Following an open-heart procedure, along with many other surgical procedures, there are certain steps that a patient needs to take post-operation. Incision care is very important to not only heal the scar that occurred from the surgery in the best way possible, but also to avoid getting any infections that could occur if the incision is not cleaned properly. Aside from taking care of the incisions and scarring that is present, it is important to understand that one's body is still getting accustomed to something new therefore other side effects may occur. Not having an appetite along with swelling can be common side effects to any surgery therefore it is beneficial to expect these changes when approaching a surgery as serious as open-heart surgery.

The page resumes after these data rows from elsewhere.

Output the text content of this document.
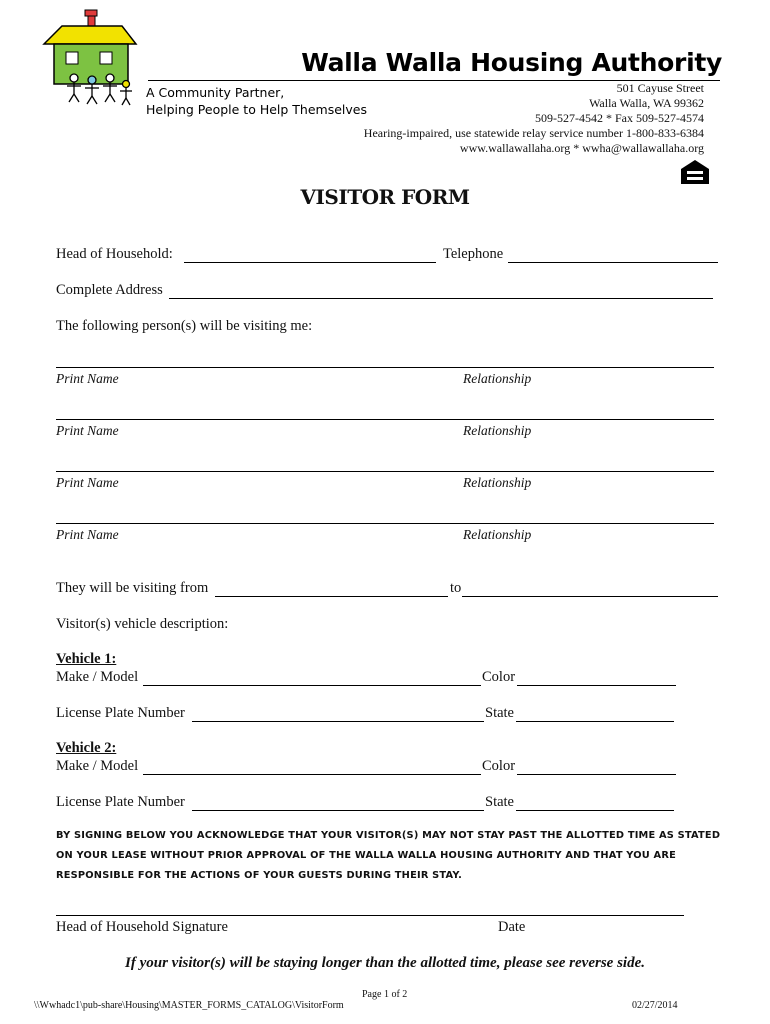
Walla Walla Housing Authority
A Community Partner,
Helping People to Help Themselves
501 Cayuse Street
Walla Walla, WA 99362
509-527-4542 * Fax 509-527-4574
Hearing-impaired, use statewide relay service number 1-800-833-6384
www.wallawallaha.org * wwha@wallawallaha.org
VISITOR FORM
Head of Household:	Telephone
Complete Address
The following person(s) will be visiting me:
Print Name	Relationship
Print Name	Relationship
Print Name	Relationship
Print Name	Relationship
They will be visiting from	to
Visitor(s) vehicle description:
Vehicle 1:
Make / Model	Color
License Plate Number	State
Vehicle 2:
Make / Model	Color
License Plate Number	State
BY SIGNING BELOW YOU ACKNOWLEDGE THAT YOUR VISITOR(S) MAY NOT STAY PAST THE ALLOTTED TIME AS STATED
ON YOUR LEASE WITHOUT PRIOR APPROVAL OF THE WALLA WALLA HOUSING AUTHORITY AND THAT YOU ARE
RESPONSIBLE FOR THE ACTIONS OF YOUR GUESTS DURING THEIR STAY.
Head of Household Signature	Date
If your visitor(s) will be staying longer than the allotted time, please see reverse side.
Page 1 of 2
\\Wwhadc1\pub-share\Housing\MASTER_FORMS_CATALOG\VisitorForm	02/27/2014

Chest tubes are inserted to evacuate any shed blood around the heart and lungs in the early hours of recovery. It is important to specifically avoid chest tube clogging during early recovery to avoid complications such as retained blood syndrome and other complications.
There is recovery that takes place in the hospital along with recovery that is imperative at home as well. The National Heart, Lung, and Blood Institute discuss the different recovery procedures important to an open-heart surgery procedure. Dependent on how a patient is healing, recovery in the hospital will always include about 48 hours in an intensive care unit where a patient will be checked regularly in order to be sure that one's heart rate, blood pressure and oxygen levels are at a safe and healthy level for the patient. Recovery in the hospital that can lead to more recovery at home would be the recommendation to wear things like compression socks in order to regulate blood flow in a different manner. Carrying out these healing processes at home, knowing what to look for to avoid infection and excessive scarring, is very important for a patient to understand prior to leaving the hospital and caring for him or herself at home.